The city was near Lamia (Steph. Byz. s.v.). According to Strabo (9.435) it was 20 stades from the mouth of the Spercheios, 50 stades from (Lamia, generally restored) and 100 stades by sea from Echinos. On these figures, Stählin placed it near Imir-bey (modern Anthili) and supposed the remains to have been covered by the silt of the Spercheios. Most scholars have disregarded Strabo and place it at Stylis, or Stylidha, which is still used as a harbor for Lamia. This town is on the N shore of the Malian Gulf, ca. 18 km E of Lamia, at the head of a shallow bay. About one km NE of the modern town is a steep oval hill with a Chapel of Prophet Elias on it. Around the top of the hill are the remains of an oval wall circuit very poorly preserved. One section on the E side is of polygonal masonry; the rest was built of rectangular blocks, in two faces with a filling of stones. The perimeter was ca. 330 m.

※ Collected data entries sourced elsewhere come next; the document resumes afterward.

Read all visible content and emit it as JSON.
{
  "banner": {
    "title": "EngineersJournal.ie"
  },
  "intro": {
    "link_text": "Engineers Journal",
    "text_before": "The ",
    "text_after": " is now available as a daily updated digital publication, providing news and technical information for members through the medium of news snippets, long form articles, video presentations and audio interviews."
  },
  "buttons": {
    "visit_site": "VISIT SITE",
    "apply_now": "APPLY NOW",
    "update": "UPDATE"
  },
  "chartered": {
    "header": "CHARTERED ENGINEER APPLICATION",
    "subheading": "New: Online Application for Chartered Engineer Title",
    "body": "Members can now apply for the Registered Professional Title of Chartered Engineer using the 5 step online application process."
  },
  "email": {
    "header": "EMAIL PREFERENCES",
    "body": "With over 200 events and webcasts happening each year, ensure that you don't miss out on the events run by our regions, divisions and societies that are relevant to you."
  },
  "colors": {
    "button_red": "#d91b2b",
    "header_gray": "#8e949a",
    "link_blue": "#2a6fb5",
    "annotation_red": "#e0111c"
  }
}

Just to the W of Stylidha, near the Churches of Haghia Triadha and Haghios Kyriakos is a long section (ca. 150 m, according to Béquignon) of a wall running N-S with a setback every 12 to 18 m. It was originally 3 m wide, and in the 1930s (when it was being used as a quarry) was preserved in one place to two courses high. It is built of large rectangular and trapezoidal rough-faced blocks. Béquignon supposed it to be the wall built by Leosthenes during his siege of Lamia in 323 B.C. to cut off supplies from the city (Diod. Sic. 18.13.3). The wall, however, looks rather too massive and carefully built for this to be likely. To the E of Stylidha on the sea are reported to be some remains built with mortar (Roman?), interpreted by Pappadakis as baths.

No reasonable identification save Phalara seems to have been advanced for the Stylidha site.


N. G. Pappadakis, Deltion 6 (1920-21) 146; F. Stählin, Das hellenische Thessalien (1924) 217f, 218, n. 1; Y. Béquignon, La Valiée du Spercheios (1937) 293-99MPI; E. Kirsten, RE (1937) s.v. Phalara.